In the last year, a Sophos report reveals that 79% of higher educational organizations surveyed, representing a 64% increase, reported falling victim to ransomware attacks.
Sophos’ “The State of Ransomware in Education 2023” report also saw that ransomware attacks targeted 80% of lower educational organizations surveyed, marking a 56% increase.
According to the cybersecurity solutions company, the education sector also witnessed one of the highest ransom payment rates, with over half (56%) of higher educational organizations and nearly half (47%) of lower educational organizations choosing to pay the ransom. As a result, data recovery costs surged for both educational sectors.
“While most schools are not cash-rich, they are very highly visible targets with immediate widespread impact in their communities,” said Chester Wisniewski, field CTO, Sophos.
Among higher educational organizations that paid the ransom, the cost of recovery amounted to $1.31 million, while those relying on data backups spent around $980,000. For lower educational institutions that paid the ransom, recovery expenses totaled $2.18 million, while those that refused to pay spent $1.37 million.
Extended recovery times
Organizations that chose to pay the ransom encountered longer waits for data recovery. Among higher educational organizations, 79% utilizing backups regained their data within a month, compared to only 63% of those that paid the ransom within the same timeframe. Among lower educational organizations, 63% using backups saw recovery within a month, while only 59% of those paying the ransom did.
“The pressure to keep the doors open and respond to calls from parents to ‘do something’ likely leads to pressure to solve the problem as quickly as possible without regard for cost,” said Wisniewski. “Unfortunately, the data doesn’t support that paying ransoms resolves these attacks more quickly, but it is likely a factor in victim selection for the criminals.”

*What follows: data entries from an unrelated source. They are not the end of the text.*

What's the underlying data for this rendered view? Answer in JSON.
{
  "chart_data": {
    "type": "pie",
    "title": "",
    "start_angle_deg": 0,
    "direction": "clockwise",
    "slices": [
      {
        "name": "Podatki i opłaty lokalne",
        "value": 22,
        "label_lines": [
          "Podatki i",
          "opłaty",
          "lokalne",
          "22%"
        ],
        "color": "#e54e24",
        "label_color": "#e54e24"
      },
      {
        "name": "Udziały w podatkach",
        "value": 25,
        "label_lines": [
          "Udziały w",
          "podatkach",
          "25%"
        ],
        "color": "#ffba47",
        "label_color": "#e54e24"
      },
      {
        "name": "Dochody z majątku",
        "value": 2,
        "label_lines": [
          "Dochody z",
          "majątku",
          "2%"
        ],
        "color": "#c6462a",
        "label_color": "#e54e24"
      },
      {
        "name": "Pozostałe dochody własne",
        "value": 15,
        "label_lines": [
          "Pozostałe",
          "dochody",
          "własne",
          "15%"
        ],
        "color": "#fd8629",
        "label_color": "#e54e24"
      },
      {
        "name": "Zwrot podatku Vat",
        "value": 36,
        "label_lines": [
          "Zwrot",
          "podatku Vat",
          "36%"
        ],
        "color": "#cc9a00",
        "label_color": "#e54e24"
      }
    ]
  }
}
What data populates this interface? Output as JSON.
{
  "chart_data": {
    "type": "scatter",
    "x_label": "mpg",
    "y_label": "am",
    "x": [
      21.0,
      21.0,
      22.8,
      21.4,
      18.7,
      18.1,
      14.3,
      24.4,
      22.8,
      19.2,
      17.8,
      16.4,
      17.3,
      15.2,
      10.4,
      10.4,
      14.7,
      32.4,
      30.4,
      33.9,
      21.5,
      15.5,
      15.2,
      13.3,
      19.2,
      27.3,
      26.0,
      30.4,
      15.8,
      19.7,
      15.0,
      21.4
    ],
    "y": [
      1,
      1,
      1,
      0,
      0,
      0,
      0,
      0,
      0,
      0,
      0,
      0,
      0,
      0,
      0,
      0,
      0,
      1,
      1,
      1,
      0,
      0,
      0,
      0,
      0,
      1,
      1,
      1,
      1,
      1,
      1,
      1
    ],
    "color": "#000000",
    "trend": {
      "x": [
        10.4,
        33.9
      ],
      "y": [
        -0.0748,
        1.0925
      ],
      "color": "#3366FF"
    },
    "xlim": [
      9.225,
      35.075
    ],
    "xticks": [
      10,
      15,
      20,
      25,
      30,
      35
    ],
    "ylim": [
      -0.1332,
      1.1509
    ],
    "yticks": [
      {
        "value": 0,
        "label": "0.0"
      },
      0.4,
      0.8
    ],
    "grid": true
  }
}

Regarding ransomware attack causes in the education sector, the root factors mirrored those across all industries. However, there was a notably higher incidence of ransomware attacks involving compromised credentials among both higher (37%) and lower (36%) educational organizations, in contrast to the cross-sector average of 29%.

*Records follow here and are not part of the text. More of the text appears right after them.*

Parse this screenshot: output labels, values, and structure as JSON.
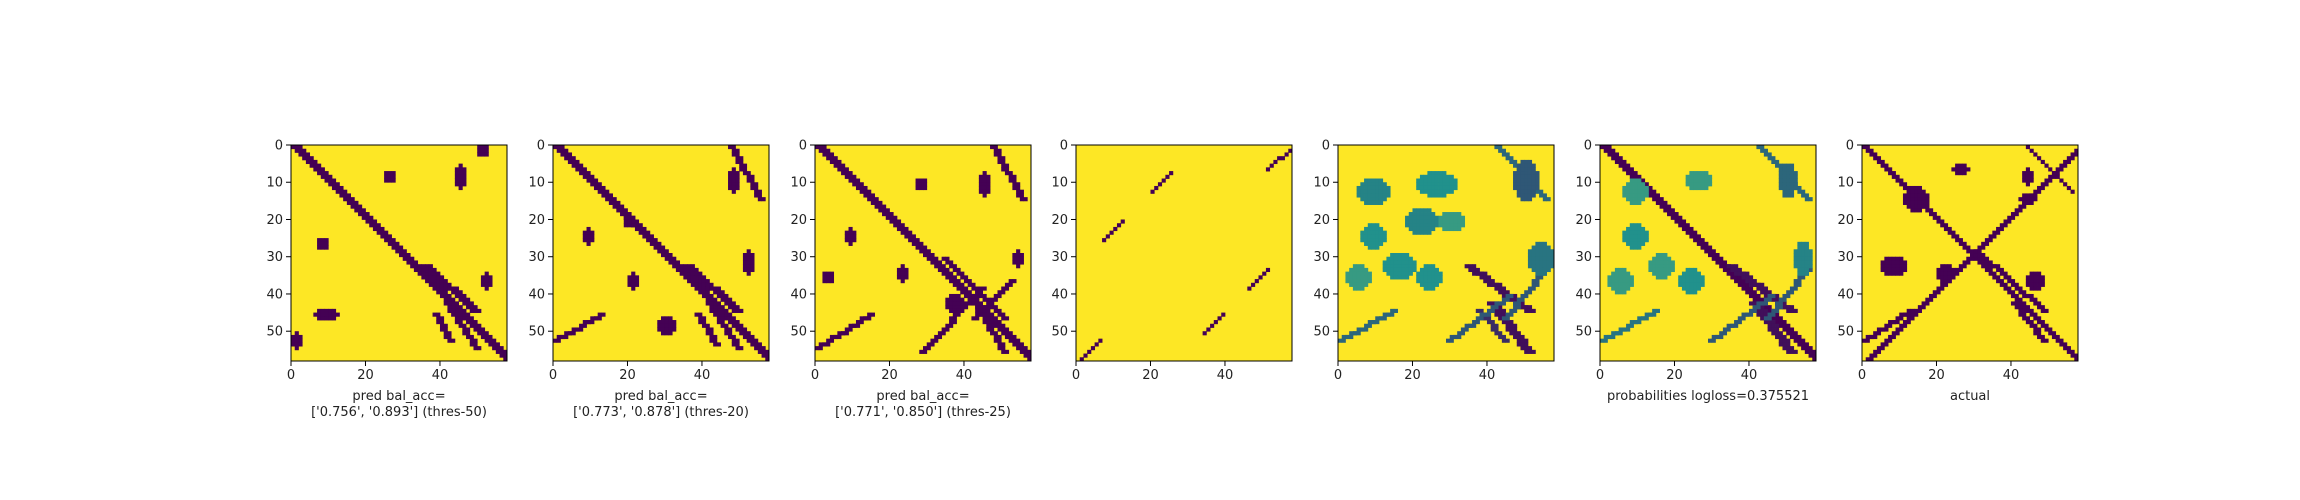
{
  "colors": {
    "low": "#440154",
    "mid": "#21918c",
    "high": "#fde725",
    "axis": "#000000"
  },
  "chart_data": [
    {
      "type": "heatmap",
      "panel": "thresholded-prediction-50",
      "xticks": [
        0,
        20,
        40
      ],
      "yticks": [
        0,
        10,
        20,
        30,
        40,
        50
      ],
      "xlim": [
        0,
        58
      ],
      "ylim": [
        0,
        58
      ],
      "grid_size": 58,
      "value_range": [
        0,
        1
      ],
      "xlabel_lines": [
        "pred bal_acc=",
        "['0.756', '0.893'] (thres-50)"
      ],
      "bands": [
        {
          "x": [
            0,
            58
          ],
          "y": [
            0,
            58
          ],
          "width": 3,
          "value": 0
        },
        {
          "x": [
            35,
            48
          ],
          "y": [
            32,
            44
          ],
          "width": 3,
          "value": 0
        },
        {
          "x": [
            41,
            49
          ],
          "y": [
            42,
            54
          ],
          "width": 2,
          "value": 0
        },
        {
          "x": [
            38,
            42
          ],
          "y": [
            45,
            52
          ],
          "width": 2,
          "value": 0
        }
      ],
      "blobs": [
        {
          "x": 45,
          "y": 8,
          "rx": 1,
          "ry": 3,
          "value": 0
        },
        {
          "x": 51,
          "y": 1,
          "rx": 1,
          "ry": 1,
          "value": 0
        },
        {
          "x": 26,
          "y": 8,
          "rx": 1,
          "ry": 1,
          "value": 0
        },
        {
          "x": 8,
          "y": 26,
          "rx": 1,
          "ry": 1,
          "value": 0
        },
        {
          "x": 9,
          "y": 45,
          "rx": 3,
          "ry": 1,
          "value": 0
        },
        {
          "x": 52,
          "y": 36,
          "rx": 1,
          "ry": 2,
          "value": 0
        },
        {
          "x": 1,
          "y": 52,
          "rx": 1,
          "ry": 2,
          "value": 0
        }
      ]
    },
    {
      "type": "heatmap",
      "panel": "thresholded-prediction-20",
      "xticks": [
        0,
        20,
        40
      ],
      "yticks": [
        0,
        10,
        20,
        30,
        40,
        50
      ],
      "xlim": [
        0,
        58
      ],
      "ylim": [
        0,
        58
      ],
      "grid_size": 58,
      "value_range": [
        0,
        1
      ],
      "xlabel_lines": [
        "pred bal_acc=",
        "['0.773', '0.878'] (thres-20)"
      ],
      "bands": [
        {
          "x": [
            0,
            58
          ],
          "y": [
            0,
            58
          ],
          "width": 3,
          "value": 0
        },
        {
          "x": [
            35,
            48
          ],
          "y": [
            32,
            44
          ],
          "width": 3,
          "value": 0
        },
        {
          "x": [
            41,
            49
          ],
          "y": [
            42,
            54
          ],
          "width": 2,
          "value": 0
        },
        {
          "x": [
            38,
            43
          ],
          "y": [
            45,
            53
          ],
          "width": 2,
          "value": 0
        },
        {
          "x": [
            47,
            55
          ],
          "y": [
            0,
            14
          ],
          "width": 2,
          "value": 0
        },
        {
          "x": [
            0,
            12
          ],
          "y": [
            52,
            45
          ],
          "width": 2,
          "value": 0
        }
      ],
      "blobs": [
        {
          "x": 48,
          "y": 9,
          "rx": 1,
          "ry": 3,
          "value": 0
        },
        {
          "x": 9,
          "y": 24,
          "rx": 1,
          "ry": 2,
          "value": 0
        },
        {
          "x": 20,
          "y": 20,
          "rx": 1,
          "ry": 1,
          "value": 0
        },
        {
          "x": 21,
          "y": 36,
          "rx": 1,
          "ry": 2,
          "value": 0
        },
        {
          "x": 30,
          "y": 48,
          "rx": 2,
          "ry": 2,
          "value": 0
        },
        {
          "x": 52,
          "y": 31,
          "rx": 1,
          "ry": 3,
          "value": 0
        }
      ]
    },
    {
      "type": "heatmap",
      "panel": "thresholded-prediction-25",
      "xticks": [
        0,
        20,
        40
      ],
      "yticks": [
        0,
        10,
        20,
        30,
        40,
        50
      ],
      "xlim": [
        0,
        58
      ],
      "ylim": [
        0,
        58
      ],
      "grid_size": 58,
      "value_range": [
        0,
        1
      ],
      "xlabel_lines": [
        "pred bal_acc=",
        "['0.771', '0.850'] (thres-25)"
      ],
      "bands": [
        {
          "x": [
            0,
            58
          ],
          "y": [
            0,
            58
          ],
          "width": 3,
          "value": 0
        },
        {
          "x": [
            34,
            50
          ],
          "y": [
            30,
            46
          ],
          "width": 2,
          "value": 0
        },
        {
          "x": [
            41,
            50
          ],
          "y": [
            40,
            55
          ],
          "width": 2,
          "value": 0
        },
        {
          "x": [
            47,
            55
          ],
          "y": [
            0,
            14
          ],
          "width": 2,
          "value": 0
        },
        {
          "x": [
            0,
            14
          ],
          "y": [
            54,
            45
          ],
          "width": 2,
          "value": 0
        },
        {
          "x": [
            28,
            44
          ],
          "y": [
            55,
            38
          ],
          "width": 2,
          "value": 0
        },
        {
          "x": [
            42,
            52
          ],
          "y": [
            46,
            36
          ],
          "width": 2,
          "value": 0
        }
      ],
      "blobs": [
        {
          "x": 45,
          "y": 10,
          "rx": 1,
          "ry": 3,
          "value": 0
        },
        {
          "x": 28,
          "y": 10,
          "rx": 1,
          "ry": 1,
          "value": 0
        },
        {
          "x": 9,
          "y": 24,
          "rx": 1,
          "ry": 2,
          "value": 0
        },
        {
          "x": 23,
          "y": 34,
          "rx": 1,
          "ry": 2,
          "value": 0
        },
        {
          "x": 3,
          "y": 35,
          "rx": 1,
          "ry": 1,
          "value": 0
        },
        {
          "x": 54,
          "y": 30,
          "rx": 1,
          "ry": 2,
          "value": 0
        },
        {
          "x": 37,
          "y": 42,
          "rx": 2,
          "ry": 2,
          "value": 0
        }
      ]
    },
    {
      "type": "heatmap",
      "panel": "sparse-pairs",
      "xticks": [
        0,
        20,
        40
      ],
      "yticks": [
        0,
        10,
        20,
        30,
        40,
        50
      ],
      "xlim": [
        0,
        58
      ],
      "ylim": [
        0,
        58
      ],
      "grid_size": 58,
      "value_range": [
        0,
        1
      ],
      "xlabel_lines": [],
      "bands": [
        {
          "x": [
            51,
            58
          ],
          "y": [
            6,
            0
          ],
          "width": 1,
          "value": 0
        },
        {
          "x": [
            20,
            25
          ],
          "y": [
            12,
            7
          ],
          "width": 1,
          "value": 0
        },
        {
          "x": [
            7,
            12
          ],
          "y": [
            25,
            20
          ],
          "width": 1,
          "value": 0
        },
        {
          "x": [
            46,
            51
          ],
          "y": [
            38,
            33
          ],
          "width": 1,
          "value": 0
        },
        {
          "x": [
            34,
            39
          ],
          "y": [
            50,
            45
          ],
          "width": 1,
          "value": 0
        },
        {
          "x": [
            0,
            6
          ],
          "y": [
            58,
            52
          ],
          "width": 1,
          "value": 0
        }
      ],
      "blobs": []
    },
    {
      "type": "heatmap",
      "panel": "raw-probabilities",
      "xticks": [
        0,
        20,
        40
      ],
      "yticks": [
        0,
        10,
        20,
        30,
        40,
        50
      ],
      "xlim": [
        0,
        58
      ],
      "ylim": [
        0,
        58
      ],
      "grid_size": 58,
      "value_range": [
        0,
        1
      ],
      "xlabel_lines": [],
      "bands": [
        {
          "x": [
            34,
            50
          ],
          "y": [
            32,
            44
          ],
          "width": 3,
          "value": 0.05
        },
        {
          "x": [
            40,
            50
          ],
          "y": [
            42,
            55
          ],
          "width": 3,
          "value": 0.05
        },
        {
          "x": [
            37,
            44
          ],
          "y": [
            44,
            52
          ],
          "width": 2,
          "value": 0.15
        },
        {
          "x": [
            42,
            55
          ],
          "y": [
            0,
            14
          ],
          "width": 2,
          "value": 0.35
        },
        {
          "x": [
            0,
            14
          ],
          "y": [
            52,
            44
          ],
          "width": 2,
          "value": 0.35
        },
        {
          "x": [
            29,
            45
          ],
          "y": [
            52,
            40
          ],
          "width": 2,
          "value": 0.3
        },
        {
          "x": [
            44,
            55
          ],
          "y": [
            46,
            33
          ],
          "width": 2,
          "value": 0.3
        }
      ],
      "blobs": [
        {
          "x": 9,
          "y": 12,
          "rx": 4,
          "ry": 3,
          "value": 0.45
        },
        {
          "x": 26,
          "y": 10,
          "rx": 5,
          "ry": 3,
          "value": 0.5
        },
        {
          "x": 9,
          "y": 24,
          "rx": 3,
          "ry": 3,
          "value": 0.5
        },
        {
          "x": 22,
          "y": 20,
          "rx": 4,
          "ry": 3,
          "value": 0.45
        },
        {
          "x": 30,
          "y": 20,
          "rx": 3,
          "ry": 2,
          "value": 0.55
        },
        {
          "x": 16,
          "y": 32,
          "rx": 4,
          "ry": 3,
          "value": 0.5
        },
        {
          "x": 5,
          "y": 35,
          "rx": 3,
          "ry": 3,
          "value": 0.55
        },
        {
          "x": 24,
          "y": 35,
          "rx": 3,
          "ry": 3,
          "value": 0.5
        },
        {
          "x": 50,
          "y": 9,
          "rx": 3,
          "ry": 5,
          "value": 0.3
        },
        {
          "x": 54,
          "y": 30,
          "rx": 3,
          "ry": 4,
          "value": 0.4
        }
      ]
    },
    {
      "type": "heatmap",
      "panel": "probabilities",
      "xticks": [
        0,
        20,
        40
      ],
      "yticks": [
        0,
        10,
        20,
        30,
        40,
        50
      ],
      "xlim": [
        0,
        58
      ],
      "ylim": [
        0,
        58
      ],
      "grid_size": 58,
      "value_range": [
        0,
        1
      ],
      "xlabel_lines": [
        "probabilities logloss=0.375521"
      ],
      "bands": [
        {
          "x": [
            0,
            58
          ],
          "y": [
            0,
            58
          ],
          "width": 3,
          "value": 0
        },
        {
          "x": [
            34,
            50
          ],
          "y": [
            32,
            44
          ],
          "width": 3,
          "value": 0.05
        },
        {
          "x": [
            40,
            50
          ],
          "y": [
            42,
            55
          ],
          "width": 3,
          "value": 0.05
        },
        {
          "x": [
            42,
            55
          ],
          "y": [
            0,
            14
          ],
          "width": 2,
          "value": 0.35
        },
        {
          "x": [
            0,
            14
          ],
          "y": [
            52,
            44
          ],
          "width": 2,
          "value": 0.4
        },
        {
          "x": [
            29,
            45
          ],
          "y": [
            52,
            40
          ],
          "width": 2,
          "value": 0.3
        },
        {
          "x": [
            44,
            55
          ],
          "y": [
            46,
            33
          ],
          "width": 2,
          "value": 0.3
        }
      ],
      "blobs": [
        {
          "x": 9,
          "y": 12,
          "rx": 3,
          "ry": 3,
          "value": 0.55
        },
        {
          "x": 26,
          "y": 9,
          "rx": 3,
          "ry": 2,
          "value": 0.55
        },
        {
          "x": 9,
          "y": 24,
          "rx": 3,
          "ry": 3,
          "value": 0.5
        },
        {
          "x": 16,
          "y": 32,
          "rx": 3,
          "ry": 3,
          "value": 0.55
        },
        {
          "x": 5,
          "y": 36,
          "rx": 3,
          "ry": 3,
          "value": 0.55
        },
        {
          "x": 24,
          "y": 36,
          "rx": 3,
          "ry": 3,
          "value": 0.5
        },
        {
          "x": 50,
          "y": 9,
          "rx": 2,
          "ry": 4,
          "value": 0.35
        },
        {
          "x": 54,
          "y": 30,
          "rx": 2,
          "ry": 4,
          "value": 0.45
        }
      ]
    },
    {
      "type": "heatmap",
      "panel": "actual",
      "xticks": [
        0,
        20,
        40
      ],
      "yticks": [
        0,
        10,
        20,
        30,
        40,
        50
      ],
      "xlim": [
        0,
        58
      ],
      "ylim": [
        0,
        58
      ],
      "grid_size": 58,
      "value_range": [
        0,
        1
      ],
      "xlabel_lines": [
        "actual"
      ],
      "bands": [
        {
          "x": [
            0,
            58
          ],
          "y": [
            0,
            58
          ],
          "width": 2,
          "value": 0
        },
        {
          "x": [
            0,
            58
          ],
          "y": [
            58,
            0
          ],
          "width": 2,
          "value": 0
        },
        {
          "x": [
            30,
            48
          ],
          "y": [
            28,
            44
          ],
          "width": 2,
          "value": 0
        },
        {
          "x": [
            40,
            48
          ],
          "y": [
            42,
            52
          ],
          "width": 2,
          "value": 0
        },
        {
          "x": [
            0,
            12
          ],
          "y": [
            52,
            44
          ],
          "width": 2,
          "value": 0
        },
        {
          "x": [
            44,
            56
          ],
          "y": [
            0,
            12
          ],
          "width": 1,
          "value": 0
        }
      ],
      "blobs": [
        {
          "x": 14,
          "y": 14,
          "rx": 3,
          "ry": 3,
          "value": 0
        },
        {
          "x": 26,
          "y": 6,
          "rx": 2,
          "ry": 1,
          "value": 0
        },
        {
          "x": 8,
          "y": 32,
          "rx": 3,
          "ry": 2,
          "value": 0
        },
        {
          "x": 22,
          "y": 34,
          "rx": 2,
          "ry": 2,
          "value": 0
        },
        {
          "x": 44,
          "y": 14,
          "rx": 2,
          "ry": 1,
          "value": 0
        },
        {
          "x": 46,
          "y": 36,
          "rx": 2,
          "ry": 2,
          "value": 0
        },
        {
          "x": 44,
          "y": 8,
          "rx": 1,
          "ry": 2,
          "value": 0
        }
      ]
    }
  ]
}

“Abuse of stolen credentials is common across sectors for ransomware criminals, but the lack of adoption of multifactor authentication (MFA) technology in the education sector makes them even more at risk of this method of compromise,” Wisniewski said.
Exploits and compromised credentials constituted more than three-quarters (77%) of ransomware attacks on higher educational organizations, while these root causes accounted for over two-thirds (65%) of attacks on lower educational institutions.

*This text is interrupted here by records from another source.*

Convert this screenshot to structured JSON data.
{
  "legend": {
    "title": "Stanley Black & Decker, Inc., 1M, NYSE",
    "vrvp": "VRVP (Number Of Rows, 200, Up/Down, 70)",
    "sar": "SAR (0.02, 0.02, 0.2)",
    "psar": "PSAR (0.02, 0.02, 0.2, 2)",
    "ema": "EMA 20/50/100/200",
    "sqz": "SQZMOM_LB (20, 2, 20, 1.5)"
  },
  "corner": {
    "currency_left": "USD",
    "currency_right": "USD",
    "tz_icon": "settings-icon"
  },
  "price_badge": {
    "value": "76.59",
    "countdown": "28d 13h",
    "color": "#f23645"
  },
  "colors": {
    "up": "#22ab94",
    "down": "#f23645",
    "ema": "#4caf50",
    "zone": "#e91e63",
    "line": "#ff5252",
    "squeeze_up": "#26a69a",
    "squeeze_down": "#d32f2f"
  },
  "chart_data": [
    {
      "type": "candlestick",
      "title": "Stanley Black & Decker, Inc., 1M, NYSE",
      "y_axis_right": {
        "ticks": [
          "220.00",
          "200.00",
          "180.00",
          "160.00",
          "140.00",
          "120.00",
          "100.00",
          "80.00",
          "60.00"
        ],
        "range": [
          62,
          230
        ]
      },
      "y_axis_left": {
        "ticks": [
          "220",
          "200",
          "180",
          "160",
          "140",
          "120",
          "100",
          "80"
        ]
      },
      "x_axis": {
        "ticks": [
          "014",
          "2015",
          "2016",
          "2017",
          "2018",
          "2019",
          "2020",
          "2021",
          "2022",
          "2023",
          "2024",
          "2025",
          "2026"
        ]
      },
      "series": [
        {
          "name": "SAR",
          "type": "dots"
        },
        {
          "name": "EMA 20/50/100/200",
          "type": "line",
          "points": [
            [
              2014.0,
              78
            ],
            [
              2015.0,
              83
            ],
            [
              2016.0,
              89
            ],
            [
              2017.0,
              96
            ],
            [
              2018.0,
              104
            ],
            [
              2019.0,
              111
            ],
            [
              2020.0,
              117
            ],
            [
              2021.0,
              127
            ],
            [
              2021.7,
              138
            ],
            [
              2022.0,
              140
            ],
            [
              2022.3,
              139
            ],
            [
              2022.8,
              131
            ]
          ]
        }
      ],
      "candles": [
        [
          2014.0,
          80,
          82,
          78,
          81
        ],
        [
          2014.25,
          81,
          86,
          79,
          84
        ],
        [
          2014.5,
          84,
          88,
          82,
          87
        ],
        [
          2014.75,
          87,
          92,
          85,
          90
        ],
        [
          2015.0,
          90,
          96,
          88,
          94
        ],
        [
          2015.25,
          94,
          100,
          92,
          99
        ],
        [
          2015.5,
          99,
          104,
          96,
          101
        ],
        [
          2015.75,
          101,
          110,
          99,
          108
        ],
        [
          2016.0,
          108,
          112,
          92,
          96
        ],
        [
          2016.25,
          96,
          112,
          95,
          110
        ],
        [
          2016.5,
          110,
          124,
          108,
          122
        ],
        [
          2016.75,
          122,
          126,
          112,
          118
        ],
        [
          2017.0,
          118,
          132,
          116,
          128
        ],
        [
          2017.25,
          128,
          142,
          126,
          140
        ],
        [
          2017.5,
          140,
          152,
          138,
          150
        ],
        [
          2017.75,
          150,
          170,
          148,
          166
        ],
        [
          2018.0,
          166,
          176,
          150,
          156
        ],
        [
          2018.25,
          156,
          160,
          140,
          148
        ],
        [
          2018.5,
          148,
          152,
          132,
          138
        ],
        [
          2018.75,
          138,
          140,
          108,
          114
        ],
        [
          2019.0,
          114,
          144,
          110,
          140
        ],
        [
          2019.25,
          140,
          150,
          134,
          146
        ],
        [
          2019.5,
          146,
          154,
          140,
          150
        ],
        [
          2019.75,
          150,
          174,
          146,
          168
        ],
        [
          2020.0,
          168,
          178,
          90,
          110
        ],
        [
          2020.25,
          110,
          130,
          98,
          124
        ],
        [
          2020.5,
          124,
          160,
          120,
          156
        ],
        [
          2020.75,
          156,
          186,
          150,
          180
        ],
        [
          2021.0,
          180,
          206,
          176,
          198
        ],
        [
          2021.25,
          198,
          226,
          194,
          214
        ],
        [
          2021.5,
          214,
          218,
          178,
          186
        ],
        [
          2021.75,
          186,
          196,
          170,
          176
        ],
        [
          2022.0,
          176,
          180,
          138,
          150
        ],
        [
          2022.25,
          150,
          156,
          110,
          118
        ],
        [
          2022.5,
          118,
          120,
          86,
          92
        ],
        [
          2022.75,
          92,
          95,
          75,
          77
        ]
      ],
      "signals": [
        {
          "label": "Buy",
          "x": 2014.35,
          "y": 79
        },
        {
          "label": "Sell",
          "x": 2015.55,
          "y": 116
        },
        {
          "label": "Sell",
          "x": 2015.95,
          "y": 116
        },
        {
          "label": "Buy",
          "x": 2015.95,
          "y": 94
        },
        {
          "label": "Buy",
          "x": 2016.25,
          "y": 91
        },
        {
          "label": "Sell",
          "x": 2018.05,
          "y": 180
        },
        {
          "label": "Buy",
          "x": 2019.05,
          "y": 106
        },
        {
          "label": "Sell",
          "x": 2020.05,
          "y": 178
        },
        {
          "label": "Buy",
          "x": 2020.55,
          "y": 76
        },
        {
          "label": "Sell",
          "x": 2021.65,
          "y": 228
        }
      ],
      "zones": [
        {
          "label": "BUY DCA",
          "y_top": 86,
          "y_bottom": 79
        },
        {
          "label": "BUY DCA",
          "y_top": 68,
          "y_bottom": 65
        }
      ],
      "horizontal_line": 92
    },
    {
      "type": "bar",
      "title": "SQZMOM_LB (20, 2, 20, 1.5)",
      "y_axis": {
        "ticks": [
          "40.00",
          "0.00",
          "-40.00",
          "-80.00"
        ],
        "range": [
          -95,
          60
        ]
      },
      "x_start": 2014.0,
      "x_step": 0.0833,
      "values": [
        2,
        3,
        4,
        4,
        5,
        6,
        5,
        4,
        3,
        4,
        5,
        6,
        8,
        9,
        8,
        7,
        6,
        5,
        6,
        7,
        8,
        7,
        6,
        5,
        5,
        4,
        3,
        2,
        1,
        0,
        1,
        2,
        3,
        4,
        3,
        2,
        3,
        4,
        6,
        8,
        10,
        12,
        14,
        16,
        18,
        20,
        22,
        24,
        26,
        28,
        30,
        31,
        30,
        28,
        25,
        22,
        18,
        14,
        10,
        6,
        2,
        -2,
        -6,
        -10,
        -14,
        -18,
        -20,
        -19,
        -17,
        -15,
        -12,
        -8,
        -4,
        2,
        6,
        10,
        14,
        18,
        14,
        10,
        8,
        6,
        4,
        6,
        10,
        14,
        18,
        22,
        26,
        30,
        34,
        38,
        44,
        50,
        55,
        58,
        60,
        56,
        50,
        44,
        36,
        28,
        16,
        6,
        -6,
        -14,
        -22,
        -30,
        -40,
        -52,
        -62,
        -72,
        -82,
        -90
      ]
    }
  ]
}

The encryption rate remained relatively stable for higher educational organizations (74% in 2021, compared to 73% in 2022). Among lower educational institutions, the rate increased from 72% to 81% over the past year.
Higher educational organizations reported a lower rate of backup usage than the cross-sector average (63% versus 70%), ranking as the third lowest among all sectors. In contrast, lower educational institutions boasted a slightly higher rate of backup usage than the global average (73%).